We’re taking a look back at The Strokes’ career in NME covers. The band first featured in June 2001, and inside the magazine Julian Casablancas declared, “a lot of this hype around is bullshit. If we believe too much of this shit, we’re going to crash and burn so fucking fast.”
For their second feature, NME’s Ted Kessler went out to LA to hang out with the band and watch them live at the Troubadour. “The Strokes are the most exciting young group on Earth” he wrote. “That’s not hyperbole. That’s fact”. It was the week before their slot at the Reading & Leeds festival and the release of ‘Is This It’.
The Strokes were back in the mag in March 2002, just after the Brits, when we ran a piece entitled “The Strokes shine at dull industry bash”. They’d performed ‘Last Nite’ and we spoke to Julian Casablancas about the UK’s love for the band. “England’s got this special place in my heart” he said in the issue, “if it wasn’t for everyone over here, I’d still be working in a bar.”
The Strokes bagged the triple at the 2002 NME Awards and also achieved their third NME cover. The boys won Band Of The Year, Album Of The Year (for ‘Is This It’) and Best New Act, seeing off competition from Linkin Park, Gorillaz, Starsailor and The White Stripes.
The 2002 ceremony took place at Planit Arches in Shoreditch, and saw NME writer Nick Kent and NME photographer Pennie Smith awarded the Godline Genius award, an accolade that’s going to Dave Grohl during next week’s event. The Strokes’ Best Album award beat off Radiohead’s ‘Kid A’ by an incredibly narrow margin.
Kylie Minogue joined The Strokes for their fourth cover the following week, on 9th March 2002. We spoke to the band after their win and asked for their own recommendations for Godlike Genius. Julian plumped for Bob Marley while Albert chose John Lennon.
“Underpants, squirrels and the meaning of life” ran the headline on The Strokes’ next major feature in August 2002. NME’s James Oldham travelled to their New York studio for their most bizarre interview to date.
Dean Chalkley shot this iconic image of the band in 2003. This week’s issue has an exclusive interview with the band as we talk fall-outs and fights.
August 2003, and the band were back on the cover. This time NME had an exclusive first listen to the new album ‘Room On Fire’, and reported from their live shows in Japan.
The Autumn 2003 feature was spread over two weeks. In the second part, we talked about the things the band would never do, including posing in bathing suits, making movies, getting in a helicopter or “painting [their] faces black and pretending to be African.”
October 2003 saw NME catch up with the band on the road in Philadelphia. The set list that night begun with ‘Under Control’ and ended with ‘Soma’ followed by ‘Take It Or Leave It’.

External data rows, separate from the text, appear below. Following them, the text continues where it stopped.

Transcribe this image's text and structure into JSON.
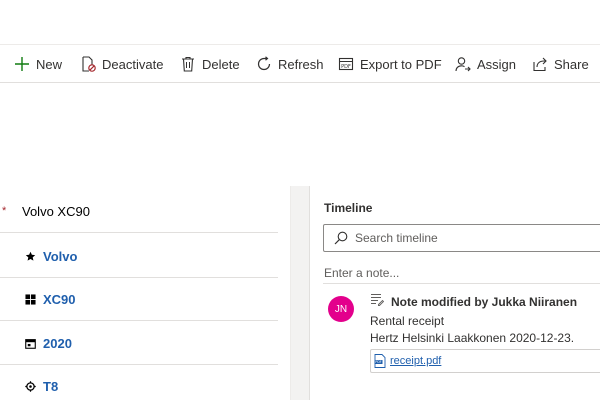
{
  "command_bar": {
    "new_label": "New",
    "deactivate_label": "Deactivate",
    "delete_label": "Delete",
    "refresh_label": "Refresh",
    "export_label": "Export to PDF",
    "assign_label": "Assign",
    "share_label": "Share"
  },
  "form": {
    "required_marker": "*",
    "title_value": "Volvo XC90",
    "fields": [
      {
        "icon": "star-icon",
        "value": "Volvo"
      },
      {
        "icon": "grid-icon",
        "value": "XC90"
      },
      {
        "icon": "calendar-icon",
        "value": "2020"
      },
      {
        "icon": "engine-icon",
        "value": "T8"
      }
    ]
  },
  "timeline": {
    "header": "Timeline",
    "search_placeholder": "Search timeline",
    "note_placeholder": "Enter a note...",
    "post": {
      "avatar_initials": "JN",
      "avatar_color": "#e3008c",
      "title": "Note modified by Jukka Niiranen",
      "subject": "Rental receipt",
      "body": "Hertz Helsinki Laakkonen 2020-12-23.",
      "attachment": "receipt.pdf"
    }
  },
  "colors": {
    "accent": "#1f5fad",
    "new_icon": "#107c10",
    "required": "#a4262c"
  }
}
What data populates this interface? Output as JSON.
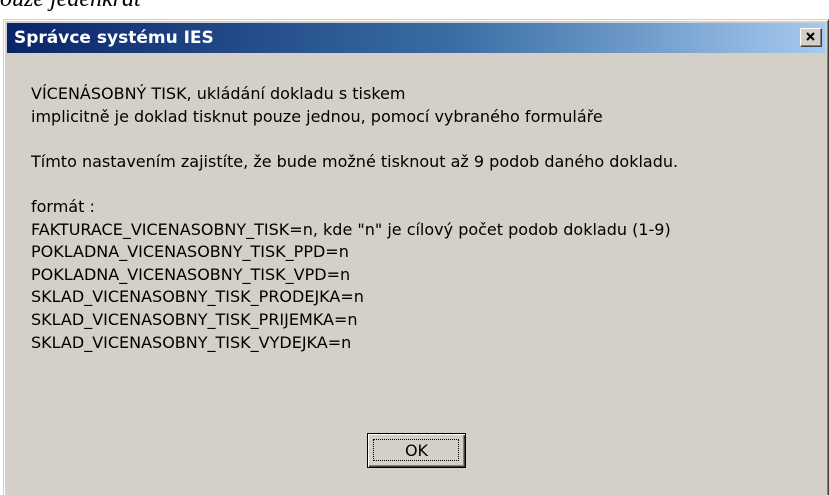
{
  "document": {
    "fragment_text": "ouze jedenkrát"
  },
  "dialog": {
    "title": "Správce systému IES",
    "close_label": "×",
    "message_lines": [
      "VÍCENÁSOBNÝ TISK, ukládání dokladu s tiskem",
      "implicitně je doklad tisknut pouze jednou, pomocí vybraného formuláře",
      "",
      "Tímto nastavením zajistíte, že bude možné tisknout až 9 podob daného dokladu.",
      "",
      "formát :",
      "FAKTURACE_VICENASOBNY_TISK=n, kde \"n\" je cílový počet podob dokladu (1-9)",
      "POKLADNA_VICENASOBNY_TISK_PPD=n",
      "POKLADNA_VICENASOBNY_TISK_VPD=n",
      "SKLAD_VICENASOBNY_TISK_PRODEJKA=n",
      "SKLAD_VICENASOBNY_TISK_PRIJEMKA=n",
      "SKLAD_VICENASOBNY_TISK_VYDEJKA=n"
    ],
    "ok_label": "OK"
  },
  "colors": {
    "titlebar_start": "#0a246a",
    "titlebar_end": "#a6caf0",
    "dialog_face": "#d4d0c8",
    "title_text": "#ffffff"
  },
  "icons": {
    "close": "close-icon"
  }
}
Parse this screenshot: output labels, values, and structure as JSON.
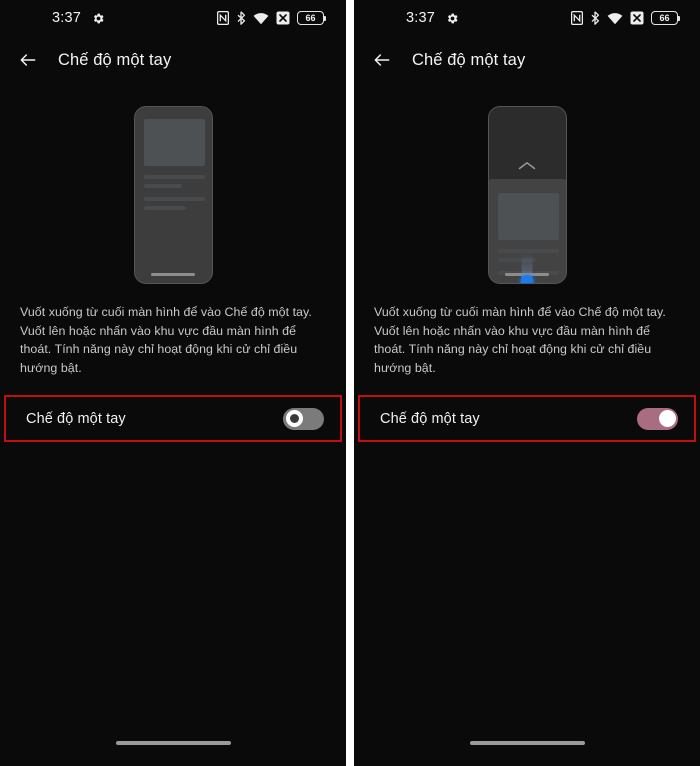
{
  "meta": {
    "panel_count": 2
  },
  "status_bar": {
    "clock": "3:37",
    "gear_icon": "gear-icon",
    "icons": [
      "nfc-icon",
      "bluetooth-icon",
      "wifi-icon",
      "no-signal-icon"
    ],
    "battery_level": "66"
  },
  "app_bar": {
    "back_icon": "back-arrow-icon",
    "title": "Chế độ một tay"
  },
  "description": "Vuốt xuống từ cuối màn hình để vào Chế độ một tay. Vuốt lên hoặc nhấn vào khu vực đầu màn hình để thoát. Tính năng này chỉ hoạt động khi cử chỉ điều hướng bật.",
  "setting_row": {
    "label": "Chế độ một tay"
  },
  "panels": [
    {
      "id": "left",
      "illustration": "phone-normal-mode",
      "toggle_state": "off",
      "toggle_aria": "Tắt"
    },
    {
      "id": "right",
      "illustration": "phone-one-handed-mode",
      "toggle_state": "on",
      "toggle_aria": "Bật"
    }
  ],
  "colors": {
    "highlight_border": "#c10e0e",
    "toggle_on_track": "#a96c80",
    "toggle_off_track": "#7b7b7b",
    "accent_blue_dot": "#1a7cf0",
    "background": "#0a0a0a"
  }
}
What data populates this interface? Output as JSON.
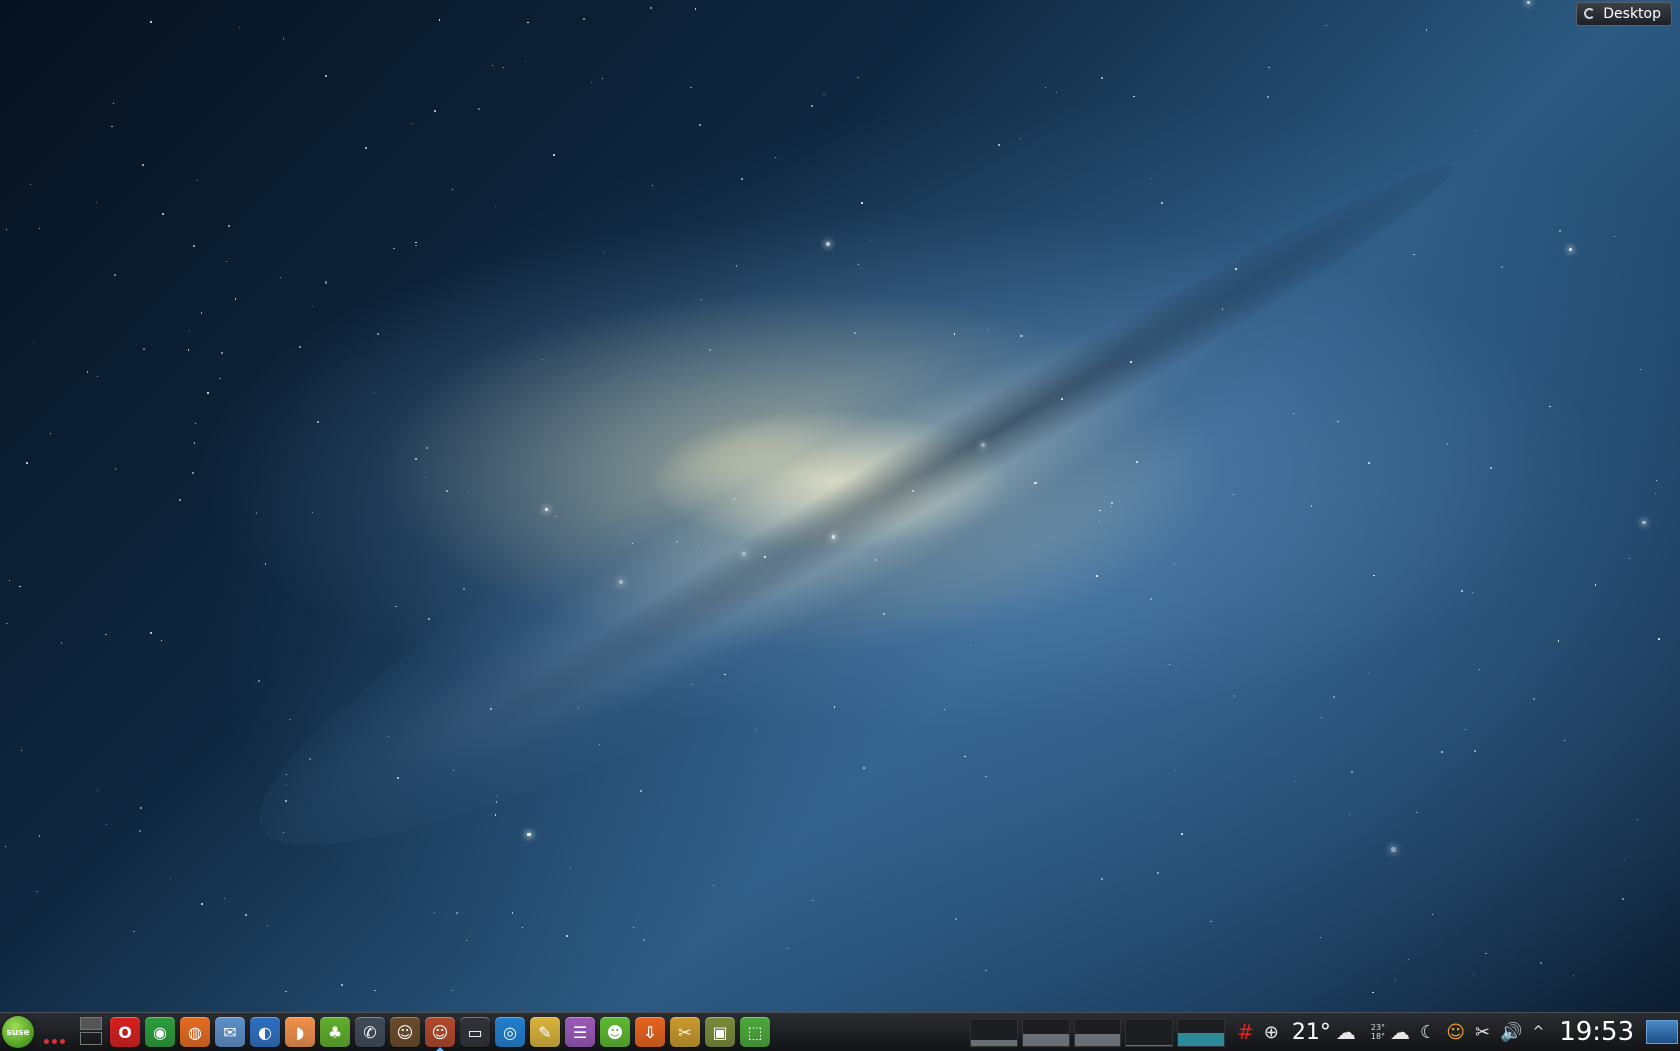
{
  "desktop": {
    "toolbox_label": "Desktop"
  },
  "taskbar": {
    "start_logo_text": "suse",
    "launchers": [
      {
        "name": "opera",
        "glyph": "O",
        "color": "#d81e1e",
        "running": false
      },
      {
        "name": "chrome",
        "glyph": "◉",
        "color": "#2b9c3a",
        "running": false
      },
      {
        "name": "firefox",
        "glyph": "◍",
        "color": "#e56b1f",
        "running": false
      },
      {
        "name": "mail",
        "glyph": "✉",
        "color": "#5d8fc9",
        "running": false
      },
      {
        "name": "browser",
        "glyph": "◐",
        "color": "#2d6fc2",
        "running": false
      },
      {
        "name": "app-orange",
        "glyph": "◗",
        "color": "#f0904a",
        "running": false
      },
      {
        "name": "evernote",
        "glyph": "♣",
        "color": "#5fae2b",
        "running": false
      },
      {
        "name": "chat",
        "glyph": "✆",
        "color": "#3f4a57",
        "running": false
      },
      {
        "name": "qq",
        "glyph": "☺",
        "color": "#6b4a2a",
        "running": false
      },
      {
        "name": "qq-2",
        "glyph": "☺",
        "color": "#b0482a",
        "running": true
      },
      {
        "name": "terminal",
        "glyph": "▭",
        "color": "#2e3238",
        "running": false
      },
      {
        "name": "app-blue",
        "glyph": "◎",
        "color": "#1f7fcf",
        "running": false
      },
      {
        "name": "text-editor",
        "glyph": "✎",
        "color": "#d9b33a",
        "running": false
      },
      {
        "name": "notes",
        "glyph": "☰",
        "color": "#9a58b8",
        "running": false
      },
      {
        "name": "app-face",
        "glyph": "☻",
        "color": "#5cb82e",
        "running": false
      },
      {
        "name": "downloader",
        "glyph": "⇩",
        "color": "#e8621c",
        "running": false
      },
      {
        "name": "tools",
        "glyph": "✂",
        "color": "#c99a2c",
        "running": false
      },
      {
        "name": "screen",
        "glyph": "▣",
        "color": "#7a8a3a",
        "running": false
      },
      {
        "name": "archive",
        "glyph": "⬚",
        "color": "#4aa83a",
        "running": false
      }
    ],
    "monitor": [
      {
        "name": "cpu",
        "level": 0.25
      },
      {
        "name": "memory",
        "level": 0.45
      },
      {
        "name": "swap",
        "level": 0.45
      },
      {
        "name": "disk",
        "level": 0.05
      },
      {
        "name": "net",
        "level": 0.5
      }
    ],
    "tray": {
      "temperature": "21°",
      "forecast_high": "23°",
      "forecast_low": "18°",
      "clock": "19:53"
    }
  }
}
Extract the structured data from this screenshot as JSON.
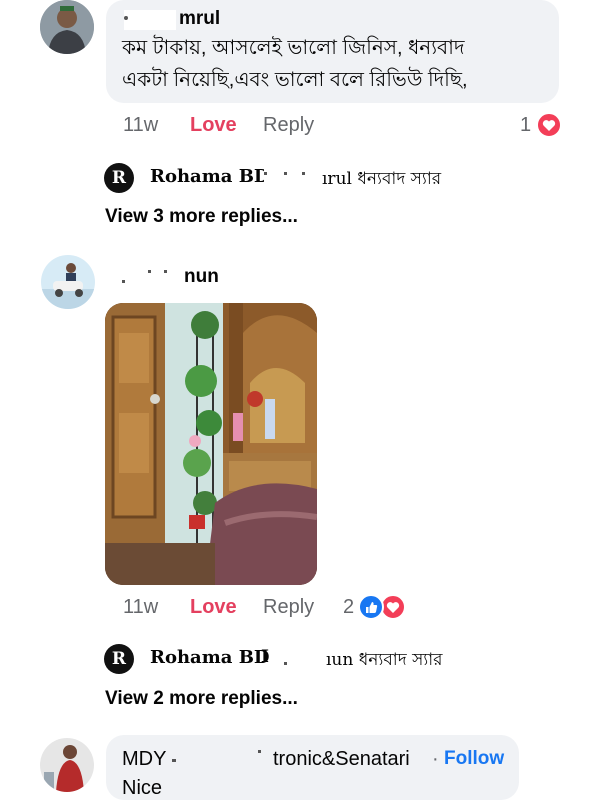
{
  "comment1": {
    "author": "mrul",
    "text_line1": "কম টাকায়, আসলেই ভালো জিনিস, ধন্যবাদ",
    "text_line2": "একটা নিয়েছি,এবং ভালো বলে রিভিউ দিছি,",
    "time": "11w",
    "love": "Love",
    "reply": "Reply",
    "reaction_count": "1"
  },
  "reply1": {
    "logo": "R",
    "name": "Rohama BD",
    "text": "ırul ধন্যবাদ স্যার"
  },
  "view_more1": "View 3 more replies...",
  "comment2": {
    "author": "nun",
    "time": "11w",
    "love": "Love",
    "reply": "Reply",
    "reaction_count": "2"
  },
  "reply2": {
    "logo": "R",
    "name": "Rohama BD",
    "name_suffix": "I",
    "text": "ıun ধন্যবাদ স্যার"
  },
  "view_more2": "View 2 more replies...",
  "comment3": {
    "author_prefix": "MDY",
    "author_suffix": "tronic&Senatari",
    "separator": "·",
    "follow": "Follow",
    "text": "Nice"
  },
  "colors": {
    "love": "#e4405f",
    "like": "#1877f2",
    "heart": "#f33e58",
    "bubble": "#f0f2f5",
    "follow": "#1877f2"
  }
}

NME photographer Pieter M Van Hattem captured Julian Casablancas in 2004, the year the band were travelling the world on their ‘Room On Fire’ tour, with Kings Of Leon as support.
2004 was the year the V Festival pulled off a decent string of headliners, booking Kings Of Leon, the Pixies and The Strokes. Also in this week’s issue, news that Thom Yorke’s finger (from his NME award) was up for sale on eBay.
Drugs, insomnia and the pressures of songwriting were all discussed in the issue. We asked Julian if he was worried about the reception ‘First Impressions Of Earth’ might get, and he replied “A little bit. I’ve listened to it so much I can’t tell. Is this amazing or does this suck?”
The band opened up about their relationship to fame in the interview. “It’d not that we want to sell out” Julian explained, “It’d just be nice to be recognised. When we started, I guess we were too fussy to care about being played on MTV.”
In 2011, the NYC rockers were back on the cover. The mag featured an in-depth interview with the band and a timeline charting the five year wait for the new album. There was also a re-appraisal of ‘This Is It’, ten years on.